There are a few mobile devices for monitoring patients, but they use clunky electrodes which can get tangled up. Should these wires get detached from the chest, a patient must return to the hospital to get them replaced.
That also means no showers for the next few days, said Associate Professor Lian Yong, 49, the engineering team's leader and the department's deputy head of research.

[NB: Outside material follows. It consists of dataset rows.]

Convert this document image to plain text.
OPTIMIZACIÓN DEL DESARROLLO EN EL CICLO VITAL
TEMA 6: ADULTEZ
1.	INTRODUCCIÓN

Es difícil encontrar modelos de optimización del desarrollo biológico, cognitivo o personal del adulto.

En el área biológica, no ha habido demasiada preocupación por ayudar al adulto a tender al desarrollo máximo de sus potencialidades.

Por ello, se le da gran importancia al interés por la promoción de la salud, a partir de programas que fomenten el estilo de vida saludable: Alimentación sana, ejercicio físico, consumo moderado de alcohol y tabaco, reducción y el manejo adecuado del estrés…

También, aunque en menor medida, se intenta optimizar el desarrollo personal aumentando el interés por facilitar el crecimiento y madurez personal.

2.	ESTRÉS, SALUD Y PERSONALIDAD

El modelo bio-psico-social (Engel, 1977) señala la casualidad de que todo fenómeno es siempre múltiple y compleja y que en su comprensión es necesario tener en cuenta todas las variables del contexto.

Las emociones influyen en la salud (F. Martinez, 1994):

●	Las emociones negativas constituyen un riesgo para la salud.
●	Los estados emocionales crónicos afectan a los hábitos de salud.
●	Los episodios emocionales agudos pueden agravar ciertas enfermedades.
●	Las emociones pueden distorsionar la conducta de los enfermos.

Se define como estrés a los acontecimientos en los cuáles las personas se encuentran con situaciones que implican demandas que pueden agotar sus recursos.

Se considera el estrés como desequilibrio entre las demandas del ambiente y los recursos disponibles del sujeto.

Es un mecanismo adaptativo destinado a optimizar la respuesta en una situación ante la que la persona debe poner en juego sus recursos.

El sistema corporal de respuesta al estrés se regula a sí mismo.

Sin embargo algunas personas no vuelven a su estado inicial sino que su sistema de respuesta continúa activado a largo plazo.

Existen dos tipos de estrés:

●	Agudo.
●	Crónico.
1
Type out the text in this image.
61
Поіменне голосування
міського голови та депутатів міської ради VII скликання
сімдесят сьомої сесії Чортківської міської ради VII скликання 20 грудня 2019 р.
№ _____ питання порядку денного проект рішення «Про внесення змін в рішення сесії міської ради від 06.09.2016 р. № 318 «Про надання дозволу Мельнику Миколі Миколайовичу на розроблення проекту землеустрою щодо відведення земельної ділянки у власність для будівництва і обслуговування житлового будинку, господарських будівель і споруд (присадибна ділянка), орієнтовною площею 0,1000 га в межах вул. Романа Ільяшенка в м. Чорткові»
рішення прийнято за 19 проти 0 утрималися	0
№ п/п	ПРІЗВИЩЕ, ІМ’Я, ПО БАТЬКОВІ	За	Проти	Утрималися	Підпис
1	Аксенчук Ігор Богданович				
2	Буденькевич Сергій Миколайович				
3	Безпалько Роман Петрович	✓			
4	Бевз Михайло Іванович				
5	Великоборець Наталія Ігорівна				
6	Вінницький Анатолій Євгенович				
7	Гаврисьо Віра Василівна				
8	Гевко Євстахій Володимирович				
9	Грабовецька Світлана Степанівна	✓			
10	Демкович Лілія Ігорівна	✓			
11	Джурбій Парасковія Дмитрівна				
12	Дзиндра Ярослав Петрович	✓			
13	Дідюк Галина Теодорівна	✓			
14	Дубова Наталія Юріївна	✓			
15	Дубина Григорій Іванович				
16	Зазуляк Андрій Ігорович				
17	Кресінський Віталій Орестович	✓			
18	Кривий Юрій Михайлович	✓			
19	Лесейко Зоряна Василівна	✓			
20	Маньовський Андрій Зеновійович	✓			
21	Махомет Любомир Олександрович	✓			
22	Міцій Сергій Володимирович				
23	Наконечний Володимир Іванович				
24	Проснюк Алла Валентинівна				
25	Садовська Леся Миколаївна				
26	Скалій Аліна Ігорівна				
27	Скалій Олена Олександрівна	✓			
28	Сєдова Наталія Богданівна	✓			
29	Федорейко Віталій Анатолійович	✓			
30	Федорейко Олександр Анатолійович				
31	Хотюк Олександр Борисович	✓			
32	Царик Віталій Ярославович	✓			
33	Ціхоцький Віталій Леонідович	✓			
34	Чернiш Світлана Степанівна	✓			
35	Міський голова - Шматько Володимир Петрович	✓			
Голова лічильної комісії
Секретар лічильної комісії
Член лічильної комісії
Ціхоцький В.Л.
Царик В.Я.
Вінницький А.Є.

Dr Abdul Razakjr, 39, consultant cardiologist at the National University Heart Centre Singapore, said he was looking for a small, robust and mobile device to help him keep an eye on patients with heart palpitations or sudden fainting spells.
When that happens, their hearts may stop for a few seconds, but by the time they reach the clinic, the elusive, erratic heart rhythm is gone, he said.
'We also don't have enough data on what goes on in the heart in the five to 10 minutes before a person dies,' Dr Razakjr said, noting that such an easy-to-use system may point out warning signs in people who collapse and die suddenly.
Prof Lian said the team took the better part of the past three years to develop the ECG chip, and spent the past five months trying out ways of incorporating the monitoring system into a T-shirt.
The team has filed a patent on the chip, and is discussing with doctors and the defence sector on carrying out trials soon.
Next up for the team are steps to modify the circuit board so it is flexible enough to be put on an adhesive layer, just like a plaster. This can be stuck onto the body directly, without any need for a T-shirt.
The team is also looking at modifying the T-shirt ECG monitoring system to help asthma patients.
A microphone may be embedded on the T-shirt to record a patient's wheezing sounds.